United Nations Showdown Over Chechnya
"Moment of Truth" in Geneva

(Geneva, April 21, 2000) -- With a showdown brewing next week over Russian atrocities in Chechnya, Human Rights Watch today urged the United Nations Commission on Human Rights to insist on a thorough investigation of reported war crimes.

"This is the moment of truth on Chechnya," said Joanna Weschler, Human Rights Watch's U.N. Representative . "The Russians have been on the run for months, trying to fend off international criticism. The U.N. vote on Tuesday in Geneva is the last hurdle."

The European Union, backed by a half-dozen other countries, has presented a draft resolution that would deplore the abuses in Chechnya; call for an independent Russian probe leading to trials; request visits to the region by special U.N. envoys on torture, summary executions, violence against women, the internally displaced, and children and armed conflict; and urge Russia to allow access to the U.N. High Commissioner for Refugees and the International Committee of the Red Cross.

The E.U. resolution has been held in abeyance, however, as its sponsors and Russia negotiate a consensus "Chairman's statement" due to be considered on Tuesday. Earlier this week, both Russia and the European Union circulated competing draft statements, which are understood to be radically different. If there is no agreement on a statement, the European Union resolution will be put to a vote.

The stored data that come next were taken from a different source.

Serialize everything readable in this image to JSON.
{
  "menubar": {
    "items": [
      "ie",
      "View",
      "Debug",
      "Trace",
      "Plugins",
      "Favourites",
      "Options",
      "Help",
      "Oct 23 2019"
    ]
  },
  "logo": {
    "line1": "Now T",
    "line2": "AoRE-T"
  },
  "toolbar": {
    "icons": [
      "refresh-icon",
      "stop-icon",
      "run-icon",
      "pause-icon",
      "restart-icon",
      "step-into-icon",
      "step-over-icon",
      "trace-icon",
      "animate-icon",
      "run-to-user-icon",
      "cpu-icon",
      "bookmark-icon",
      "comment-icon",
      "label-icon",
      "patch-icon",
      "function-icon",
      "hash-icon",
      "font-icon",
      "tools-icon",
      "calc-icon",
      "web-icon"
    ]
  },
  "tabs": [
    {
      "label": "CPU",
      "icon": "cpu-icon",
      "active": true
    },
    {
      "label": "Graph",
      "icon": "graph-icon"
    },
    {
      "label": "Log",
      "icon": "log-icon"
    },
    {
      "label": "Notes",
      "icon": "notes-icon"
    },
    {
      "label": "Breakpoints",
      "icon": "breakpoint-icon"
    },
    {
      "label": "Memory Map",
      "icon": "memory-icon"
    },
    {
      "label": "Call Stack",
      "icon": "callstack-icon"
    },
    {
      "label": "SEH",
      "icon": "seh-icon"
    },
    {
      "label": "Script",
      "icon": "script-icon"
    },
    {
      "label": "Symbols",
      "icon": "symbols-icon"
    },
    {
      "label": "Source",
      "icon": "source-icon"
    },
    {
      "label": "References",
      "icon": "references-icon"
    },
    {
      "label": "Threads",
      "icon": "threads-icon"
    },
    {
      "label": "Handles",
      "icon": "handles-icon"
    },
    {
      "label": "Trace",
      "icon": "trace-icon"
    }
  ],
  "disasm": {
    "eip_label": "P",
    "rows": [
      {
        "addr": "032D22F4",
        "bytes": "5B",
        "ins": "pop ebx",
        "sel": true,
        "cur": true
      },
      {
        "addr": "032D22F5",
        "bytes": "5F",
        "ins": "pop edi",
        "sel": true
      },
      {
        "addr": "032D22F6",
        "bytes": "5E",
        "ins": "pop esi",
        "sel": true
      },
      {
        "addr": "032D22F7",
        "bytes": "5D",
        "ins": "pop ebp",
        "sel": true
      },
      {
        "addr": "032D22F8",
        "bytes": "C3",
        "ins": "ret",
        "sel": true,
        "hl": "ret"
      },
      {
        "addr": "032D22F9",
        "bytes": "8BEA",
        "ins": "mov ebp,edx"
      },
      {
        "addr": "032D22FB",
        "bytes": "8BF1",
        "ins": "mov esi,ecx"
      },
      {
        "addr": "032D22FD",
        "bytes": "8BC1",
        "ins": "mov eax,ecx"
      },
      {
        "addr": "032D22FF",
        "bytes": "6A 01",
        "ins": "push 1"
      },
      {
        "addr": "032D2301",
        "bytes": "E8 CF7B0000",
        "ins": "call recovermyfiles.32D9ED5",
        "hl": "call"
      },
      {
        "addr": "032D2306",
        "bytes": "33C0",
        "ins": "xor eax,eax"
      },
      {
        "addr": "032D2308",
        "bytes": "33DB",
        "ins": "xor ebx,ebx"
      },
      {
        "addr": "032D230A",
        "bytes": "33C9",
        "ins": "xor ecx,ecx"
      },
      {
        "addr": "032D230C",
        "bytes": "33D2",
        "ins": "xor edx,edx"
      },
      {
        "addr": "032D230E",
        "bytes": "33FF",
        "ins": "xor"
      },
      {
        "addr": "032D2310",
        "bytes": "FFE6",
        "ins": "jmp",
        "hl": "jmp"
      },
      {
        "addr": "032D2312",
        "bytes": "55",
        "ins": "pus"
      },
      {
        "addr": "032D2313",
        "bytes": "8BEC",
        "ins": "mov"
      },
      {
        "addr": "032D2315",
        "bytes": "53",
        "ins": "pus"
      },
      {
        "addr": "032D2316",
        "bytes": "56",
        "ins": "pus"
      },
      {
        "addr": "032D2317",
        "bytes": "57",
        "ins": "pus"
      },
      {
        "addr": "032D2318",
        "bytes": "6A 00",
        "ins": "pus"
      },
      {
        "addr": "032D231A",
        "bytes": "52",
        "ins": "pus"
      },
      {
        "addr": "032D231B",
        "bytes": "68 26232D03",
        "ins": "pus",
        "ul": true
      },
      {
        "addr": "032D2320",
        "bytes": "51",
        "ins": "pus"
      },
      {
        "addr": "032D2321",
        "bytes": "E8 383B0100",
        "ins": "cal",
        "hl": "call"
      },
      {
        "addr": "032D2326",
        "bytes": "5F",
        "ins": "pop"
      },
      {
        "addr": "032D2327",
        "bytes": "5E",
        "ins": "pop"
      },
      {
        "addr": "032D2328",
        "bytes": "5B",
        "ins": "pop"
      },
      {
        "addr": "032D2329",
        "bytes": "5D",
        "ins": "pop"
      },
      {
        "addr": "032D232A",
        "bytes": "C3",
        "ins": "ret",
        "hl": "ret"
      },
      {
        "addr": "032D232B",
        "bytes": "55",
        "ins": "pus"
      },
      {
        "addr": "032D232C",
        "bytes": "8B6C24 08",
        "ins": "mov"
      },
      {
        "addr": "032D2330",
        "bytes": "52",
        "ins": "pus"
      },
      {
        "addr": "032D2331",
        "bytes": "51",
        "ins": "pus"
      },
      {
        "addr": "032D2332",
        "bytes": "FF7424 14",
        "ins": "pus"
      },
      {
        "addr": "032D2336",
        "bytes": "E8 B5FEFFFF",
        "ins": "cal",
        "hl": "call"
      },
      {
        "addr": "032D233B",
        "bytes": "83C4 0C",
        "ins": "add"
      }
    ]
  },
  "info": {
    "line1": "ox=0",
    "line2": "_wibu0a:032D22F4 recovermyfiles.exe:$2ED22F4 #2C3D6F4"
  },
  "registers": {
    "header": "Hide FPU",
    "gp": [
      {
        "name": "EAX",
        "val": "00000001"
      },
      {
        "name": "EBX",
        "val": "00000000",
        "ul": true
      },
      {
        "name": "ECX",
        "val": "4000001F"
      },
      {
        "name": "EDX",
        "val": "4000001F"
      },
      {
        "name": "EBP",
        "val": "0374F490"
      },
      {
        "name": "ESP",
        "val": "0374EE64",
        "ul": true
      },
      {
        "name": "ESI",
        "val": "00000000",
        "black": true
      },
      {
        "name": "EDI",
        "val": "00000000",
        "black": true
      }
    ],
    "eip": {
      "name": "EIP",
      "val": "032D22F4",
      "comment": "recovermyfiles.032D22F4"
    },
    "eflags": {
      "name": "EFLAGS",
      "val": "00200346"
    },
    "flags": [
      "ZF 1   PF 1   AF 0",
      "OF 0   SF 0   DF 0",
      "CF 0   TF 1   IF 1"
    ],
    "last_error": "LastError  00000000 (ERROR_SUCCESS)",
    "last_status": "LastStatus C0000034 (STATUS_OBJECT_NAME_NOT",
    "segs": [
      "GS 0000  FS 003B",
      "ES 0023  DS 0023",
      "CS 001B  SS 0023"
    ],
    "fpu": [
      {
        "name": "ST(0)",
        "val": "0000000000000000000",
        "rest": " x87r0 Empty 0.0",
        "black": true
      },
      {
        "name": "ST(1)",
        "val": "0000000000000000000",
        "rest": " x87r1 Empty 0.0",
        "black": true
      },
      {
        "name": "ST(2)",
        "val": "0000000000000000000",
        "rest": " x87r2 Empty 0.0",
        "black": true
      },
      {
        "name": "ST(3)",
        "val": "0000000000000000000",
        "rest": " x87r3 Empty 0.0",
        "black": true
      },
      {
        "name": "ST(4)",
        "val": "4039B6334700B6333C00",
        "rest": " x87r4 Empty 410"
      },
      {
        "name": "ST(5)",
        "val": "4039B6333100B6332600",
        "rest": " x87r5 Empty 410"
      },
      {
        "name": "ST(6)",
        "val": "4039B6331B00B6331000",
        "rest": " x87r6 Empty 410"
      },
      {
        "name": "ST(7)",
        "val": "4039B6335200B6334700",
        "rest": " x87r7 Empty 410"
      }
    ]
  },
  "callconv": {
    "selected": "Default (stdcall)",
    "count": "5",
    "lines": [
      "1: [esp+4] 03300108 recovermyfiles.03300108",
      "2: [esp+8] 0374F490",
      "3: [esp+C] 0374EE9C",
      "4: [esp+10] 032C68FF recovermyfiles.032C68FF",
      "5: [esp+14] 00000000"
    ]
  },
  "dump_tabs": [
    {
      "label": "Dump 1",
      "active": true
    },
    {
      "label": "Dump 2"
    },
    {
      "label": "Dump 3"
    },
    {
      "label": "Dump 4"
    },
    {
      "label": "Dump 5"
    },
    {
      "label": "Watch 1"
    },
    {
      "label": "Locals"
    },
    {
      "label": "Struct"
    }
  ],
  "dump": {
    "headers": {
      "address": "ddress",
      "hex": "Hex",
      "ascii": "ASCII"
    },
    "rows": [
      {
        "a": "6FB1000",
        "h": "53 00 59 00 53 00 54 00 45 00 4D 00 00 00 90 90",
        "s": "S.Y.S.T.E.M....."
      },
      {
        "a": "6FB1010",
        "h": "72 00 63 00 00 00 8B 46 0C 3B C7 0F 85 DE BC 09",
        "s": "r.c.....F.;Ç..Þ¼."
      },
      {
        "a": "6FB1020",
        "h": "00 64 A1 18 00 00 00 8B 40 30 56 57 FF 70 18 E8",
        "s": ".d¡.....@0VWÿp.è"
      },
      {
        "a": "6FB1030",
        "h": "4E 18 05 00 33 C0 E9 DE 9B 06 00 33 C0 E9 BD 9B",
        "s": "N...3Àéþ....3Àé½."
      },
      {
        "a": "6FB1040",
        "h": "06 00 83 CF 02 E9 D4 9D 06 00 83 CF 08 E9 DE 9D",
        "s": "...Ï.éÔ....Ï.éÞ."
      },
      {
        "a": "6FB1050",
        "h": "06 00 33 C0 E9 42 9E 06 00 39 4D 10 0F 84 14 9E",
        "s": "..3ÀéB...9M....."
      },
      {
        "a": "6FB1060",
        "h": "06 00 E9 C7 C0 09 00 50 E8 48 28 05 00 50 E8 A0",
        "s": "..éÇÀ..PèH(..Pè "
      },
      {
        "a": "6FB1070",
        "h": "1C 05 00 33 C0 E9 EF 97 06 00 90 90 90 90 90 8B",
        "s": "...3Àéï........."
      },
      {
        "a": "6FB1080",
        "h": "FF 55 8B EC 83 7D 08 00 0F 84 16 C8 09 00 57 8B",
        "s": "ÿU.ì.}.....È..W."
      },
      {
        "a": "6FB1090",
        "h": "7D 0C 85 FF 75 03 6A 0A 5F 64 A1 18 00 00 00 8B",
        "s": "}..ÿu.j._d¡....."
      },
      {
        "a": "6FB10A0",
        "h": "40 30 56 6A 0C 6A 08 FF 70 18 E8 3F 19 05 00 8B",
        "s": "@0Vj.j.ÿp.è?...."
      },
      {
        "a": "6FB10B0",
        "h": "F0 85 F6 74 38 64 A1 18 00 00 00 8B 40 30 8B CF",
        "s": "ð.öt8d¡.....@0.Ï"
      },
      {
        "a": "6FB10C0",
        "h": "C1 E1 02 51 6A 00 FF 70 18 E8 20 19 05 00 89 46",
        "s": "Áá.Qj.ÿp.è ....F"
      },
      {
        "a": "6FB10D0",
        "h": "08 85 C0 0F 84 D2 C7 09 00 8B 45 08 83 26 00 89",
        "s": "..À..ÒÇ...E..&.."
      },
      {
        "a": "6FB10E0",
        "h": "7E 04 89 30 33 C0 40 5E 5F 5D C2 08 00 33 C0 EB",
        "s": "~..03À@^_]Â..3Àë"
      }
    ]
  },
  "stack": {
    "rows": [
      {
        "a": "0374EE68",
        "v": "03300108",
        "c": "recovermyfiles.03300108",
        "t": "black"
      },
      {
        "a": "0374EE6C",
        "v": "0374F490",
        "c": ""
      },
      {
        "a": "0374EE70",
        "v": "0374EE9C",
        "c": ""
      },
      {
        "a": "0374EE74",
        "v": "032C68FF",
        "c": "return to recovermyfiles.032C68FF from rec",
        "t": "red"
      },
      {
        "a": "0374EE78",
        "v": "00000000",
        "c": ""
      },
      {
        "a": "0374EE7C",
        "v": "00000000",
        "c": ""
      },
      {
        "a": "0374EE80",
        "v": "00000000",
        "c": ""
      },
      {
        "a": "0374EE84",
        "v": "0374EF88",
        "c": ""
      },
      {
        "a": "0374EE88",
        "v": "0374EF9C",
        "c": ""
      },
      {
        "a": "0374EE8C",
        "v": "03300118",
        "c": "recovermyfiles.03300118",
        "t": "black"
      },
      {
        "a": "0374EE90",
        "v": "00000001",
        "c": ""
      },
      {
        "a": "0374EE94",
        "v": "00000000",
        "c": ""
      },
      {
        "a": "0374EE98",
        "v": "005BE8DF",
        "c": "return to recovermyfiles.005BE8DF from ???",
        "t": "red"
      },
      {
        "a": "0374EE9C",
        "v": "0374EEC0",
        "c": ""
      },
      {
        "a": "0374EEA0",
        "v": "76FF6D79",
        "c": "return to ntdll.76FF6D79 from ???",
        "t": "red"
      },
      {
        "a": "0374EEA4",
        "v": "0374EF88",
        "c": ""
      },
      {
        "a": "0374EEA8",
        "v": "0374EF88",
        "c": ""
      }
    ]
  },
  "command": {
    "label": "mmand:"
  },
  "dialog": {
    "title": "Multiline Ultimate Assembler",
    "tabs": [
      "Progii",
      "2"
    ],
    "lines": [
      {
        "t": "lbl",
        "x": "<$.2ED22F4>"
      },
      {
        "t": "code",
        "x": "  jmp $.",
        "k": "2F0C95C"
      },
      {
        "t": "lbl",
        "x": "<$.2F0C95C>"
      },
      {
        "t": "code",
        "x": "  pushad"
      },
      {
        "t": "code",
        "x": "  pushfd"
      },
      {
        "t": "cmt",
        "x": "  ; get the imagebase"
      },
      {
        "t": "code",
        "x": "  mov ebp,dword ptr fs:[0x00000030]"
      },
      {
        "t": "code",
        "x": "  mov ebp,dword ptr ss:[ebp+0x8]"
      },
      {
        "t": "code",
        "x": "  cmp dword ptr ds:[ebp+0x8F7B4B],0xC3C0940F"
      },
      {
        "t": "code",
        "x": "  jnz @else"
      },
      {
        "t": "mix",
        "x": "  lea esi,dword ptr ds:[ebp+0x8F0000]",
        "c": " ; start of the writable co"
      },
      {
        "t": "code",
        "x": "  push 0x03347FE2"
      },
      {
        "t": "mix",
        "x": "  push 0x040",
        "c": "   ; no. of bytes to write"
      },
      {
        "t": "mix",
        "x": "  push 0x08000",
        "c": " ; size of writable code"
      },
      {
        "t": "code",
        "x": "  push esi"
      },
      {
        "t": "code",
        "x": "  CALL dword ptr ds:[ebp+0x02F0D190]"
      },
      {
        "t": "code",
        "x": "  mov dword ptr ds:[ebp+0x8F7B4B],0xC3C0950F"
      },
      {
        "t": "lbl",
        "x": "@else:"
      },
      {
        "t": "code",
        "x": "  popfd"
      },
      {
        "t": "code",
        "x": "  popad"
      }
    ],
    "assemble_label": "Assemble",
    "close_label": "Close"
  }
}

Human Rights Watch has documented the summary executions of more than 120 civilians in Chechnya, as well as many others abuses (see

Human Rights Watch said that in order to be meaningful, any U.N. Commission statement or resolution needed to contain the following elements:

- a recognition that serious human rights abuses and war crimes have been committed by Russian troops in Chechnya, including mass killings, summary executions, torture, rape, and pillage; - a recognition that Russia's prosecutorial agencies have so far failed to investigate these abuses; - a demand for a credible and independent investigation into allegations of abuse, with a strong international role; -immediate access to Chechnya for international monitors to investigate allegations of abuse; and -transparency in domestic investigative and prosecutorial efforts into abuses in Chechnya.

Human Rights Watch said that Russian government promises to establish a commission to investigate Chechnya abuses were not credible and could not be seen as a substitute for a serious international effort.

"Russia's promises are just shadow play," said Weschler. "They have not made any serious effort to investigate the Chechnya atrocities so far, and experience from the 1994-96 war in Chechnya suggests they never will. When the Russians talk about looking into allegations of atrocities, they are trying to distract the international community from its responsibilities. This is the international community's last chance to call Russia to account for its actions."

Human Rights Watch has documented serious war crimes by Russian troops, including mass killings and summary executions, rapes, widespread looting, as well as torture and beatings in "filtration camps." U.N. High Commissioner for Human Rights Mary Robinson, who visited the region, has also presented detailed information about mass killings, executions, torture including rape, and pillage to the Commission.